Now his lisping mendacity has taken him all over the world, preaching the Bush-Blair bible to people who understand the “listen or be bombed” (carrot or stick) approach. But he's an old softie really (remember his speeches about the cruelty of seal clubbing?) and not at all at ease with being the harbinger of doom. His Who's Who entry lists his interests as “walking, cooking puddings, music”. All perfectly peaceful occupations are they not?

Remember a radical youth?

In the flesh his skin and chat have none of the greyness of his TV appearances. He's a friendly chap - just ask Mr Mugabe. He's as relaxed when flown off to junkets in Brussels as he is when the military jets take him to war-talks in Washington. So, while he's feeling mellow, let's encourage him to remember his radical youth. Before he started justifying illegal, immoral acts of war, before he started writing off the deaths of hundreds of thousands (and the destruction of a country here, a country there) as inevitable casualties of the fight for democracy and the war on terror.

More than many in the dock (sorry - that should read - on the front benches, ed) he talks of the unacceptability of troops firing on civilians, saying, “We need firm action to deal with terrorism. But that has to be in the context in which there is respect for human rights and, in addition to that, there is progress towards democracy.” The cynic might ask why this is true for Uzbekistan, but not for Iraq (or the UK?).

The holeless policy

Still, even as recently as the mid80s (until News International shifted to Wapping) he was writing in The Times on issues of popular concern. “What is the secret of the holeless pocket?” he asked in October 1985. Indeed!

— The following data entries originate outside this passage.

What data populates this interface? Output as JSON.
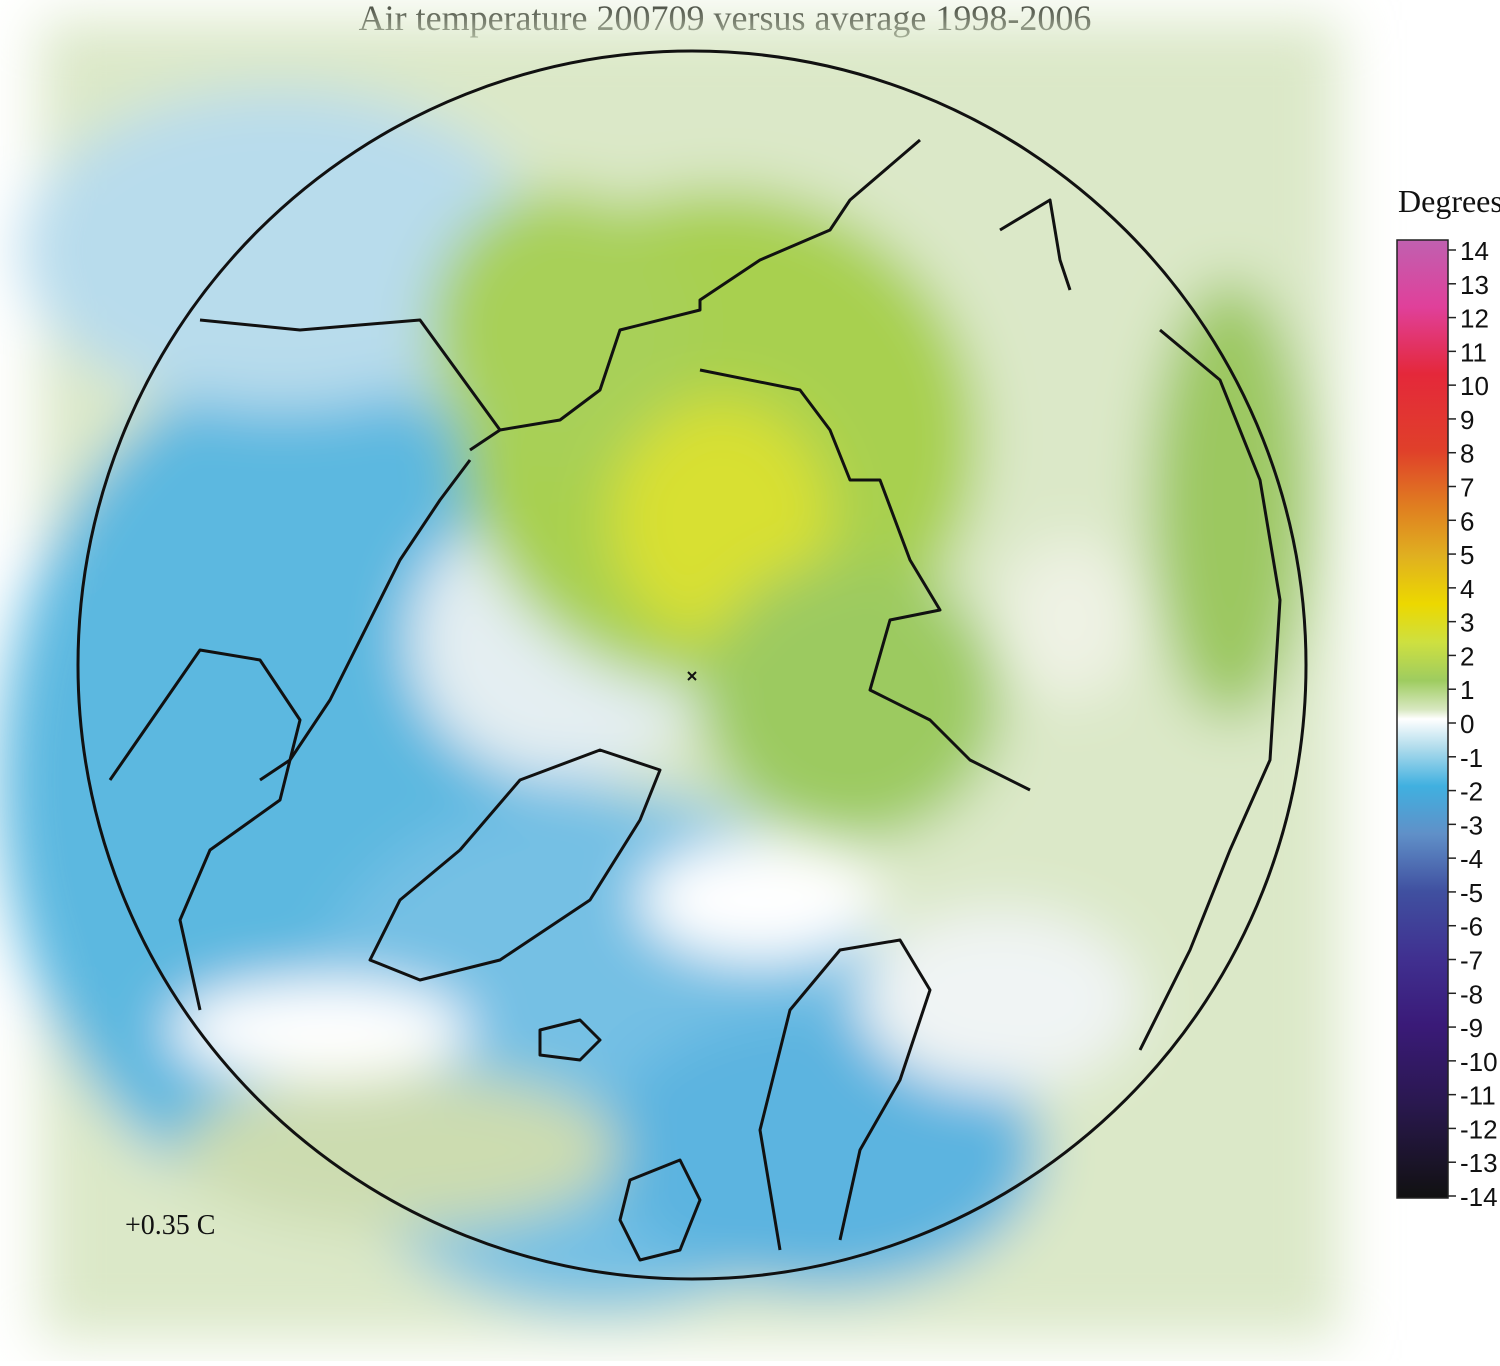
{
  "title": "Air temperature 200709 versus average 1998-2006",
  "colorbar": {
    "label": "Degrees C",
    "range": [
      -14,
      14
    ],
    "ticks": [
      14,
      13,
      12,
      11,
      10,
      9,
      8,
      7,
      6,
      5,
      4,
      3,
      2,
      1,
      0,
      -1,
      -2,
      -3,
      -4,
      -5,
      -6,
      -7,
      -8,
      -9,
      -10,
      -11,
      -12,
      -13,
      -14
    ]
  },
  "annotation": "+0.35 C"
}
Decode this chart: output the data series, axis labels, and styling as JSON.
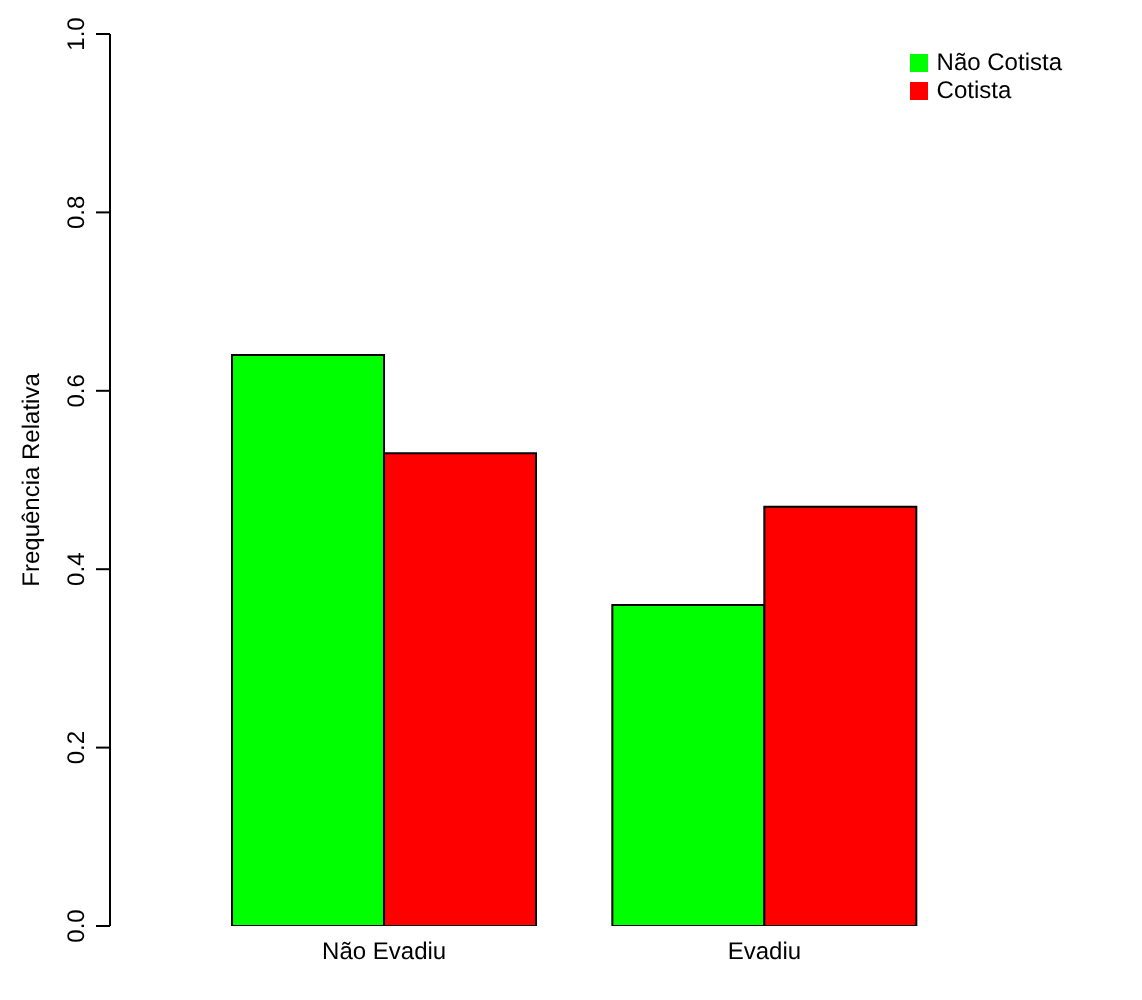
{
  "chart_data": {
    "type": "bar",
    "ylabel": "Frequência Relativa",
    "categories": [
      "Não Evadiu",
      "Evadiu"
    ],
    "series": [
      {
        "name": "Não Cotista",
        "color": "#00ff00",
        "values": [
          0.64,
          0.36
        ]
      },
      {
        "name": "Cotista",
        "color": "#ff0000",
        "values": [
          0.53,
          0.47
        ]
      }
    ],
    "ylim": [
      0,
      1
    ],
    "yticks": [
      {
        "value": 0,
        "label": "0.0"
      },
      0.2,
      0.4,
      0.6,
      0.8,
      {
        "value": 1,
        "label": "1.0"
      }
    ],
    "legend": "top right"
  }
}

Now, though, perhaps he wonders, as he prepares to politely request the release of the inappropriately detained Brits in Guantanamo - what is the secret of a holeless policy? Indeed, it took him 749 days and a Butler report to admit the threadbare nature of the Iraq WMD claim, though he sure was graceful about it. He said to parliament: “I accept that some of the information on which we based our judgements was wrong ... But I do not accept that we were wrong to act as we did in the circumstances... The dossier was based on the best judgements of ourselves and the wider international community... Everybody assumed Saddam had these weapons.” So let's all club together and winch him out of the neo-labour (neo-con?) quicksand - let's remind him that age does not bring wisdom, and help him realise that as a long-haired radical humming “No woman no cry” he was wiser than the “eminence grise” he has become.